Halt doubling of NSSF deductions until appeal court case is settled

payslip, deductions
Photo credit: Compiled by John Waweru | Designed by Gennevieve Awino

February will mark the start of the third year of implementing the controversial National Social Security Fund Act 2013, with the contributions by employers and employees to the NSSF going up once again.

Maximum NSSF contribution will rise to Sh4,320 per employee from the current Sh2,160, with employers matching this figure.

This marks yet another onslaught on payslips after the State, not so long ago, introduced 2.75 percent and 1.5 percent deductions on gross pay to fund healthcare and housing programmes, respectively. It is not in vain that all these three deductions were challenged in court.

While the court cleared the government on the healthcare and housing deductions, the NSSF matter is not yet over, raising questions over the legality of the continued implementation of the NSSF Act.

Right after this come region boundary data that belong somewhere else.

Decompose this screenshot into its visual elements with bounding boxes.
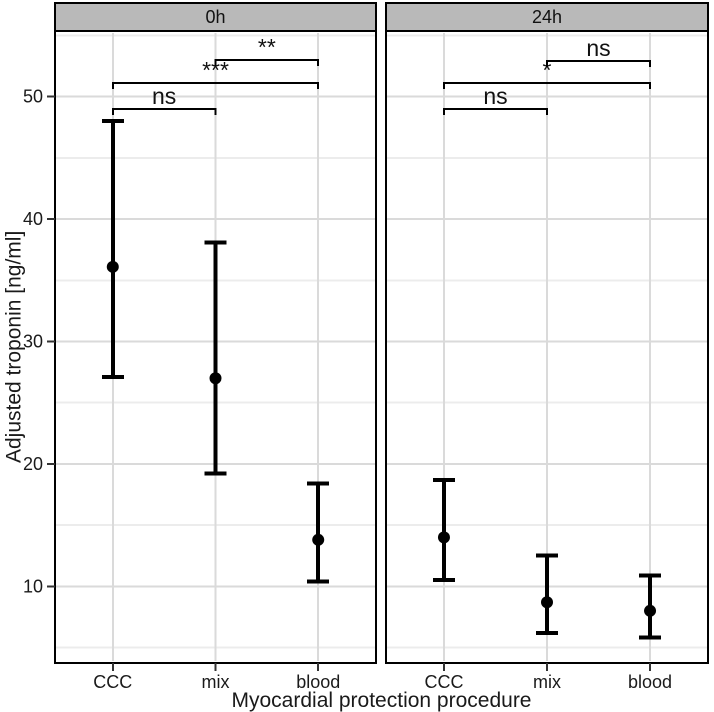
facet-strip [385, 2, 709, 32]
y-axis-tick-label: 20 [23, 454, 43, 474]
x-axis-title: Myocardial protection procedure [231, 689, 532, 712]
significance-bracket [546, 60, 652, 68]
x-axis-tick-label: blood [296, 672, 340, 692]
facet-strip-label: 24h [532, 7, 562, 27]
point-estimate [437, 531, 450, 544]
facet-strip [54, 2, 377, 32]
significance-bracket [111, 107, 217, 115]
significance-bracket [111, 82, 320, 90]
significance-bracket [214, 58, 320, 66]
significance-label: * [543, 57, 552, 83]
x-axis-tick-label: mix [533, 672, 561, 692]
y-axis-tick-label: 30 [23, 331, 43, 351]
significance-label: ** [258, 34, 276, 60]
point-estimate [106, 260, 119, 273]
significance-label: ns [483, 83, 507, 109]
y-axis-tick-label: 40 [23, 209, 43, 229]
y-axis-tick-label: 50 [23, 87, 43, 107]
significance-label: ns [152, 83, 176, 109]
point-estimate [209, 372, 222, 385]
significance-bracket [442, 82, 652, 90]
x-axis-tick-label: mix [202, 672, 230, 692]
point-estimate [312, 533, 325, 546]
facet-strip-label: 0h [205, 7, 225, 27]
point-estimate [644, 604, 657, 617]
x-axis-tick-label: blood [628, 672, 672, 692]
significance-bracket [442, 107, 548, 115]
point-estimate [541, 596, 553, 609]
significance-label: ns [586, 35, 610, 61]
x-axis-tick-label: CCC [424, 672, 463, 692]
y-axis-tick-label: 10 [23, 576, 43, 596]
x-axis-tick-label: CCC [93, 672, 132, 692]
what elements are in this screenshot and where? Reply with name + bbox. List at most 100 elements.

The Supreme Court's judgment of February 21, 2024, which confirmed that the Employment and Labour Relations Court (ELRC) had jurisdiction over the petition challenging the constitutionality of the NSSF Act, effectively nullified the Court of Appeal's previous ruling that had upheld the constitutionality of the Act.

The import of the Supreme Court judgment is that the Act’s status reverted to the position of unconstitutionality as held by the ELRC on September 19, 2022 and that the Court of Appeal orders of February 3, 2023 are no longer enforceable.

Despite the Supreme Court's ruling, the NSSF issued a public notice on February 22, 2024, asserting that the NSSF Act, 2013, remains in force and instructing employers to continue remitting contributions at the new rates.

This NSSF position is contentious and a deliberate misinterpretation of judicial decisions to ensure continued contributions. The NSSF's stance not only complicates the legal landscape but also creates uncertainty for employers and employees who are left in limbo regarding their contribution obligations.

The subsequent implementation of the third-year progression rates of contributions effective February 2025, should remain in abeyance until the Court of Appeal sets aside the decision of the ELRC. This will ensure that any enforcement of the Act is legally sound and respects the judicial hierarchy, providing clarity and fairness for all stakeholders involved.

It is imperative that the NSSF adheres to a transparent and consistent application of judicial decisions to uphold the integrity of Kenya's legal framework and safeguard the interests of all parties involved.

Public institutions should lead from the front in defending the constitution and rule of law, which in fact, is the basis of their very existence.

Courts have on several occasions called out the State and its institutions for ignoring public participation when rolling out new policies. Many of these institutions have also gone ahead to ignore court orders.

It is no wonder that the latest Public Service Commission data shows the value of lawsuits against public institutions rose 2.4 times to Sh43.8 billion in the financial year ended June 2024 from Sh18.47 billion a year earlier.

This was from 559 cases, coming in the period the State also lost 769 other cases that were of declaratory orders.